Another reason for the lower performance on Sen1Floods11 is that the Manual Label-MS contains a large number of invalid areas, resulting in multi-modality results are lower than those of single-modality but using Cloud-Free Label, such as for the MFGF-UNet model, the F1 of single-modality MSI and WI is 88.76% and 89.73%, however, F1 of multi-modality Sen1Floods11 is only 82.68%.

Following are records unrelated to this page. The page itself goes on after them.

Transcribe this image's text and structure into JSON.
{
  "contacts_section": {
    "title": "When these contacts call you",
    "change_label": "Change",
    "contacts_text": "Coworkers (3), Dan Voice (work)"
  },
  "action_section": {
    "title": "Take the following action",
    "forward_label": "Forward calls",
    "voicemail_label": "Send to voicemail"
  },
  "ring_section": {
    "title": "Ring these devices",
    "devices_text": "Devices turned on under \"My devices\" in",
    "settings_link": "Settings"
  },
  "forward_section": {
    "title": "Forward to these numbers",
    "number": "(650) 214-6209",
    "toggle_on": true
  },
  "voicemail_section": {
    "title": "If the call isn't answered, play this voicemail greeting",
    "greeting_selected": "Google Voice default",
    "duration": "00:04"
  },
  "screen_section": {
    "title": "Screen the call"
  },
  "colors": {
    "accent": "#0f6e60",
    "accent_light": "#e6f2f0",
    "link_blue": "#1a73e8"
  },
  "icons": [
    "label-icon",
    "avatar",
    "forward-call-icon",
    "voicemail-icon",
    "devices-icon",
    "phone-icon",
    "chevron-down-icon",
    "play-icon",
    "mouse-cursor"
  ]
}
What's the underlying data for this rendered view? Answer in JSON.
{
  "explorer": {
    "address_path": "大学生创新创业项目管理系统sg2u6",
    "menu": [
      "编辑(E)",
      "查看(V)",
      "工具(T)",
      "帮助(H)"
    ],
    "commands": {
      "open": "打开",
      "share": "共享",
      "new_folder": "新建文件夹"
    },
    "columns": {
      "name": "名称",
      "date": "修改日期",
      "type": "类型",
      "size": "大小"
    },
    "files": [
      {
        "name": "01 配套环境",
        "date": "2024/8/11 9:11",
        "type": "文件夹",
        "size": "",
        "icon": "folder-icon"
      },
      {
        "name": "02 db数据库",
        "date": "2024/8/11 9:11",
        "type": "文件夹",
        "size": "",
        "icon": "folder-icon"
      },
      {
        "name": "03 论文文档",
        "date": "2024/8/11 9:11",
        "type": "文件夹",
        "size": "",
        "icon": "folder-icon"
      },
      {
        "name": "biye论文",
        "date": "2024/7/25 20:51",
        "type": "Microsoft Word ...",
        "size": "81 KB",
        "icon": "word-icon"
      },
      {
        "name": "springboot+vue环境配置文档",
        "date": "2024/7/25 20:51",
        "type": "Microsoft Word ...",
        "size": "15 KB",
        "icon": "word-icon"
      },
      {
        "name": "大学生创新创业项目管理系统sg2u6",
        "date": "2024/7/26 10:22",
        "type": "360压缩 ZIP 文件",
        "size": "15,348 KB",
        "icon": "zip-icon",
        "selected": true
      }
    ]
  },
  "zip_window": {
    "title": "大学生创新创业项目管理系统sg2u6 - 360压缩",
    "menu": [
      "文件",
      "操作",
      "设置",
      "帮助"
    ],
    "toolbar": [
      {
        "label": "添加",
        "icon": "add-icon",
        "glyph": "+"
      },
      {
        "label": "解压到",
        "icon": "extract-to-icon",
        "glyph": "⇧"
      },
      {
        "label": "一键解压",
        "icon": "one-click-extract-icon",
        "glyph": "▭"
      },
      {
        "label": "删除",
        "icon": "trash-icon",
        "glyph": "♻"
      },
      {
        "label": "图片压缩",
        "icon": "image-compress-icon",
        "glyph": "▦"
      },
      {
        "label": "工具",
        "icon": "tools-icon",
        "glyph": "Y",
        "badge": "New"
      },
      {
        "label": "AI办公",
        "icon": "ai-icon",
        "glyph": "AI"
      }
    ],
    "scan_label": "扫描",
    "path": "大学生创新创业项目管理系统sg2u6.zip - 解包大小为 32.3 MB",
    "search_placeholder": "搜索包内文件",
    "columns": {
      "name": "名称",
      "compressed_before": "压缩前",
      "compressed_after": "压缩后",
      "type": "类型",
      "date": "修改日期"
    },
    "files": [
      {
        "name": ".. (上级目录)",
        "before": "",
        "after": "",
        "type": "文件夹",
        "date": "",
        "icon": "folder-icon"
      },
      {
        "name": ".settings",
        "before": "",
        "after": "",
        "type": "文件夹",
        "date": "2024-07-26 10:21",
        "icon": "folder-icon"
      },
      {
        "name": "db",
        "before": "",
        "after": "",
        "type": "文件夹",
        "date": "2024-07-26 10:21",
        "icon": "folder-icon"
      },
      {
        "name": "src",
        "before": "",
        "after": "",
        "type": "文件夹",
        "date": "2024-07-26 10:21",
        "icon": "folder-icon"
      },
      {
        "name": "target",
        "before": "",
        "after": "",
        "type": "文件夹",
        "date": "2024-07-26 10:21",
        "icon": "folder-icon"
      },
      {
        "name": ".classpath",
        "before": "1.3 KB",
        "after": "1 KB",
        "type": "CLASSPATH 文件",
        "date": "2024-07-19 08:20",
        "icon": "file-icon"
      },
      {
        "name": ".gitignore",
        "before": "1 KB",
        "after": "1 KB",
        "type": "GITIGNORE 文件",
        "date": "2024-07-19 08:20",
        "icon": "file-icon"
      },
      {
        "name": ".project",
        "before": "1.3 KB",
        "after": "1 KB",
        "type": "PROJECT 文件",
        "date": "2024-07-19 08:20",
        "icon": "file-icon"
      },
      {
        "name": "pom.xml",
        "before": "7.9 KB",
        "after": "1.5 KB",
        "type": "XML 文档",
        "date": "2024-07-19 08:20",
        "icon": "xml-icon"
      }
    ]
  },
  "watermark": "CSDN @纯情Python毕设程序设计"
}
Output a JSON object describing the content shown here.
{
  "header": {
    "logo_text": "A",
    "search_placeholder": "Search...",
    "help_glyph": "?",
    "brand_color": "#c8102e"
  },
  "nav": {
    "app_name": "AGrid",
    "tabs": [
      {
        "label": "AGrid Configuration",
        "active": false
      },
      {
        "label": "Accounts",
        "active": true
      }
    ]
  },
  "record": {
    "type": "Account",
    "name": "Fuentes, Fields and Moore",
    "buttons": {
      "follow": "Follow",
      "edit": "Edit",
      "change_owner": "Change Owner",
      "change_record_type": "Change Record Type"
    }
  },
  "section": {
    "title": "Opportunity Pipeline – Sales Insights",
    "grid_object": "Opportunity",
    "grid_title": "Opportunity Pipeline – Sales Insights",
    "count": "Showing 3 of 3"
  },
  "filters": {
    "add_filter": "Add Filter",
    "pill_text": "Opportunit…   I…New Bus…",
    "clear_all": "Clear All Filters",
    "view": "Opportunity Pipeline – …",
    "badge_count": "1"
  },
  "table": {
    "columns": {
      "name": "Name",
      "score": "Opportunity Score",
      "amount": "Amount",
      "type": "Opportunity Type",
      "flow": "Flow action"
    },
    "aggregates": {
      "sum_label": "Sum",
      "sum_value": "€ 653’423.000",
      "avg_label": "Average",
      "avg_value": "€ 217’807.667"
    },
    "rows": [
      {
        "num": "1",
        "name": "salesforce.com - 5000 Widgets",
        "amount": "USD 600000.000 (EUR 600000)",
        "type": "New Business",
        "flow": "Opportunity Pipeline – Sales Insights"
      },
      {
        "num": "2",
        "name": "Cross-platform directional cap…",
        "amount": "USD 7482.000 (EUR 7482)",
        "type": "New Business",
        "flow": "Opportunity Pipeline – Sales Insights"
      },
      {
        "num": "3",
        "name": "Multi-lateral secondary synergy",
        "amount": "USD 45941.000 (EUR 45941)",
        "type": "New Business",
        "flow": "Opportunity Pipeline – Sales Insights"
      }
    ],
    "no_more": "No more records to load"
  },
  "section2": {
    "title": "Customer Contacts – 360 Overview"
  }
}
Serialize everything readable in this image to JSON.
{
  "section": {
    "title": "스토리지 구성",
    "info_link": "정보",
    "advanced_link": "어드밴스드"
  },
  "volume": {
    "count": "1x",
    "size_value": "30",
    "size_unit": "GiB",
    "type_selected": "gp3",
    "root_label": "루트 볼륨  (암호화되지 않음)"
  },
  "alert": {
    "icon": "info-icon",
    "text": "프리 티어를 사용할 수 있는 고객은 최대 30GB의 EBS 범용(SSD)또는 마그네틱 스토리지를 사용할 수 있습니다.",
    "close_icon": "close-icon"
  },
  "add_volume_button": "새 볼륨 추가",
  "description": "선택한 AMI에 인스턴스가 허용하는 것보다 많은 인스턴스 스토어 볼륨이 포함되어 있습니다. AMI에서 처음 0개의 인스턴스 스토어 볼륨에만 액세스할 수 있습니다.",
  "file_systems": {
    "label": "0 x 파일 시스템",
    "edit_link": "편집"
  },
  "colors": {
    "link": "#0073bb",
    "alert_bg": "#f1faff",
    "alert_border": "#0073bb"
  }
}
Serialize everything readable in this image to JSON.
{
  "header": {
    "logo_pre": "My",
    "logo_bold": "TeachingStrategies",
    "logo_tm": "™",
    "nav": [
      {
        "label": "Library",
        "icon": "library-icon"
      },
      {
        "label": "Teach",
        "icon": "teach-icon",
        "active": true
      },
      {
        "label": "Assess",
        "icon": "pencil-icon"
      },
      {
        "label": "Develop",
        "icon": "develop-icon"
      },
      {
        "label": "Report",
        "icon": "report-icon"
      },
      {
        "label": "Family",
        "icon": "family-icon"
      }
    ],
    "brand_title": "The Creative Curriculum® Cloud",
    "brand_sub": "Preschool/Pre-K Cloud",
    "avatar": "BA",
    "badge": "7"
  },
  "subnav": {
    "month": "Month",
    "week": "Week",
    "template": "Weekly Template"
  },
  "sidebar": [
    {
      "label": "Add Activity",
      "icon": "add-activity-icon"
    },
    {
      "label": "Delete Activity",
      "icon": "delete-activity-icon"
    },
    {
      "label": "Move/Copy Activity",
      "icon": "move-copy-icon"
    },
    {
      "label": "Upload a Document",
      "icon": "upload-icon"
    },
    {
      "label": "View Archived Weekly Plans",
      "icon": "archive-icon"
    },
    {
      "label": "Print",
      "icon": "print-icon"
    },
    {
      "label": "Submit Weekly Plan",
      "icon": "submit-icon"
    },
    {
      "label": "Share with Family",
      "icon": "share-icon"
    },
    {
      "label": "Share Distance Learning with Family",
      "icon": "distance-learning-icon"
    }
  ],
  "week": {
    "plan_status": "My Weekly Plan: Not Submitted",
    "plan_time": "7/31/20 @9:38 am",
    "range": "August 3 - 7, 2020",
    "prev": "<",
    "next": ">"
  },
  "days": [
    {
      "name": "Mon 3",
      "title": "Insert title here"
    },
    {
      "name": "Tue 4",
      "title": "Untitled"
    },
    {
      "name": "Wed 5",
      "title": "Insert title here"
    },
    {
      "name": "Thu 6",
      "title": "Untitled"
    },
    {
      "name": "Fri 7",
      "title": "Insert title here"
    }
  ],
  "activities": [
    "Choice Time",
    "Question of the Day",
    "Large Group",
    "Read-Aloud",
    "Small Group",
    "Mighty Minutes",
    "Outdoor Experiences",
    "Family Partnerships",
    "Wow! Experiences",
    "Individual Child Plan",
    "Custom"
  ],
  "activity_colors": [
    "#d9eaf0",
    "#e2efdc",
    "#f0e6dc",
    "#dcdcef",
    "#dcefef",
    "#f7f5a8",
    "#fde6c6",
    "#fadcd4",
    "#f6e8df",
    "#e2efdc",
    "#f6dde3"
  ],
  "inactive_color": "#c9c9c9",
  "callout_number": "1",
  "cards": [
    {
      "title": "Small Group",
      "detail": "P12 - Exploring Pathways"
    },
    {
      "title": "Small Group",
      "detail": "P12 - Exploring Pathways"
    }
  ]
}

The utilization of the water index could not only enhance the water information but also reduce the data dimension, thus decreasing the overall complexity of the model. For example, on WIPI (9 channels), Chengdu (5 channels), and GF2020 (3 channels) datasets, the proposed MFGF-UNet model achieves F1 of 91.91%, 74.10%, 84.21% with GFLOPs 21.05, 6.49, and 2.36, respectively. As the input data dimensions are reduced, our model complexity is significantly reduced. This trend emanates from the meticulous design of our encoder, where the output feature channel count of the first network layer is eight times that of the input feature channels, and the subsequent network layers have an output channel count twice that of the input channels. It is evident that our model can dynamically adjust with a high degree of adaptability to accommodate varying scales of input data. Compared with the U-Net, which has better performance, F1 reaches 91.35%, 73.42%, and 84.10% with GFLOPs 26.69, 26.54, and 26.46, respectively, As the input data dimensions are reduced, the complexity of U-Net model is also decreasing (note that the unit of measurement is one billion). When the GFLOPs are only 24% and 9% of U-Net, our MFGF-UNet still achieves slightly better segmentation performance on Chengdu and GF2020 datasets. These results illustrate that besides the design of architecture, focusing on the data-level can also reduce the computational cost of the model.